Plan Information.    You agree to receive stockholder information, including copies of any annual report, proxy statement and other periodic reports, from the Investor Relations section of http://www.wiley.com.  You acknowledge that copies of the Plan and stockholder information are available upon written or telephonic request to the Corporate Secretary.

7.
Limitation on Rights; No Right to Future Grants; Extraordinary Item.

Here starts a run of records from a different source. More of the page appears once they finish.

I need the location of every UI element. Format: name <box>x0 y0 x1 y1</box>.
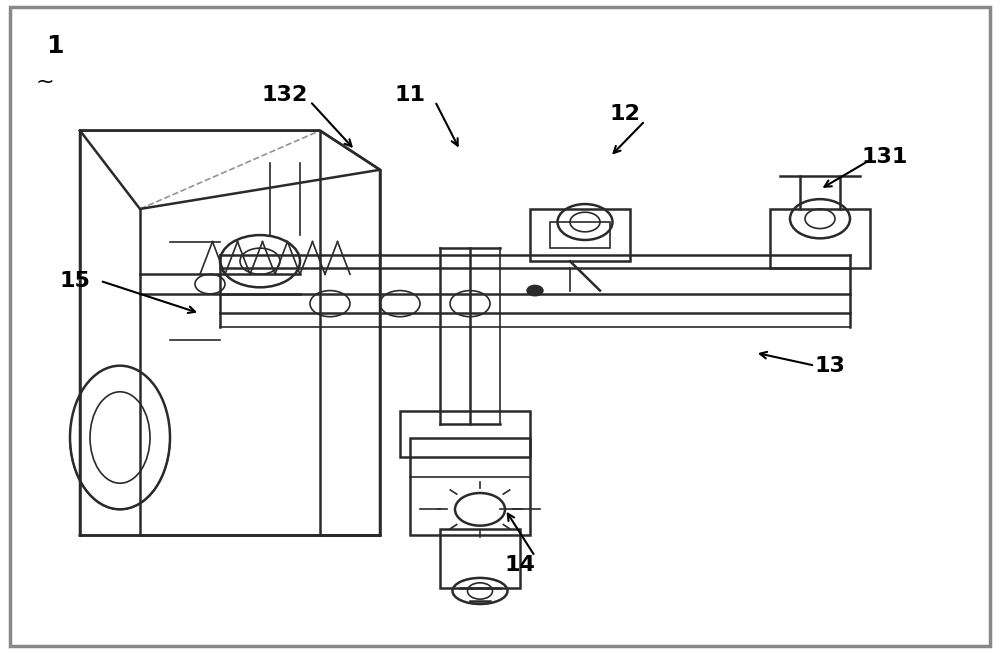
Text: ~: ~ <box>36 72 54 91</box>
Text: 14: 14 <box>505 555 535 575</box>
Text: 12: 12 <box>610 104 640 124</box>
Text: 132: 132 <box>262 85 308 104</box>
Text: 1: 1 <box>46 34 64 57</box>
Text: 15: 15 <box>60 271 90 291</box>
Text: 131: 131 <box>862 147 908 167</box>
Text: 11: 11 <box>394 85 426 104</box>
Text: 13: 13 <box>815 356 845 375</box>
Circle shape <box>527 285 543 296</box>
Bar <box>410 438 530 535</box>
Bar <box>400 411 530 457</box>
Bar <box>440 529 520 588</box>
Bar <box>530 209 630 261</box>
Bar <box>550 222 610 248</box>
Bar <box>770 209 870 268</box>
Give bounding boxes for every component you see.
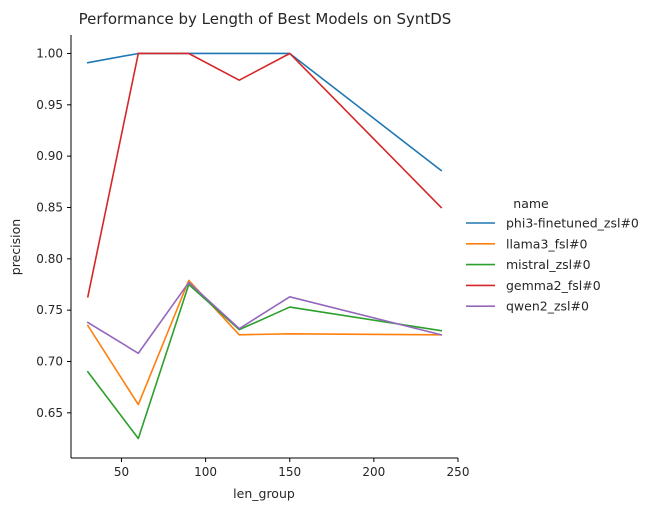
legend-label: mistral_zsl#0 — [506, 257, 591, 272]
series-line — [86, 283, 443, 440]
y-ticks: 0.65 0.70 0.75 0.80 0.85 0.90 0.95 1.00 — [36, 46, 71, 420]
y-tick-label: 0.95 — [36, 98, 63, 112]
x-ticks: 50 100 150 200 250 — [114, 458, 470, 479]
chart-title: Performance by Length of Best Models on … — [79, 10, 452, 28]
legend-label: gemma2_fsl#0 — [506, 278, 601, 293]
series-line — [86, 52, 443, 172]
x-tick-label: 100 — [194, 465, 217, 479]
x-tick-label: 50 — [114, 465, 129, 479]
legend-label: qwen2_zsl#0 — [506, 299, 589, 314]
y-tick-label: 1.00 — [36, 46, 63, 60]
series-line — [86, 279, 442, 406]
legend: name phi3-finetuned_zsl#0 llama3_fsl#0mis… — [466, 196, 639, 314]
legend-title: name — [513, 196, 549, 211]
y-tick-label: 0.80 — [36, 252, 63, 266]
y-axis-label: precision — [8, 219, 23, 275]
x-tick-label: 150 — [278, 465, 301, 479]
y-tick-label: 0.75 — [36, 303, 63, 317]
legend-items: phi3-finetuned_zsl#0 llama3_fsl#0 mistral_… — [466, 216, 639, 314]
legend-label: phi3-finetuned_zsl#0 — [506, 216, 639, 231]
y-tick-label: 0.65 — [36, 406, 63, 420]
x-tick-label: 200 — [362, 465, 385, 479]
x-tick-label: 250 — [447, 465, 470, 479]
x-axis-label: len_group — [233, 486, 295, 501]
series-layer — [86, 52, 443, 440]
plot-area: 0.65 0.70 0.75 0.80 0.85 0.90 0.95 1.00 50 100 15… — [36, 35, 469, 479]
series-line — [86, 281, 443, 355]
series-line — [86, 52, 443, 298]
legend-label: llama3_fsl#0 — [506, 236, 588, 251]
y-tick-label: 0.85 — [36, 200, 63, 214]
y-tick-label: 0.90 — [36, 149, 63, 163]
y-tick-label: 0.70 — [36, 354, 63, 368]
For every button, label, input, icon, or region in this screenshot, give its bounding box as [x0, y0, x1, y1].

By entering into this Agreement and accepting the Option, you acknowledge that: (a) the Plan is discretionary and may be modified, suspended or terminated by the Company at any time as provided in the Plan; (b) the grant of the Option is a one-time benefit and does not create any contractual or other right to receive future grants of awards or benefits in lieu of awards; (c) all determinations with respect to any such future grants, including, but not limited to, the times when awards shall be granted, the number of shares subject to each award, the award price, if any, and the time or times when each award shall be settled, shall be at the sole discretion of the Company; (d) your participation in the Plan is voluntary; (e) the value of this Option on an ongoing basis is an extraordinary item which is outside the scope of your terms of employment or your employment contract, if any; (f) except as otherwise provided for in any Employment Agreement you may participate in, the Option is not part of normal or expected compensation for any purpose, including without limitation for calculating any benefits, severance, resignation, termination, redundancy, end of service payments, bonuses, long-service awards, pension or retirement benefits or similar payments; (g) the future value of the Common Stock subject to the Award is unknown and cannot be predicted with certainty, (h) neither the Plan, the Option nor the issuance of the Shares confers upon you any right to continue in the employ of (or any other relationship with) the Company or any Subsidiary, nor do they limit in any respect the right of the Company or any Subsidiary to terminate your employment or other relationship with the Company or any Subsidiary, as the case may be, at any time.
8.
Acceptance and Acknowledgment.   I accept and agree to the terms of the Option described in this Agreement and in the Plan, acknowledge receipt of a copy of this Agreement and the Plan, and acknowledge that I have read them carefully and that I fully understand their contents.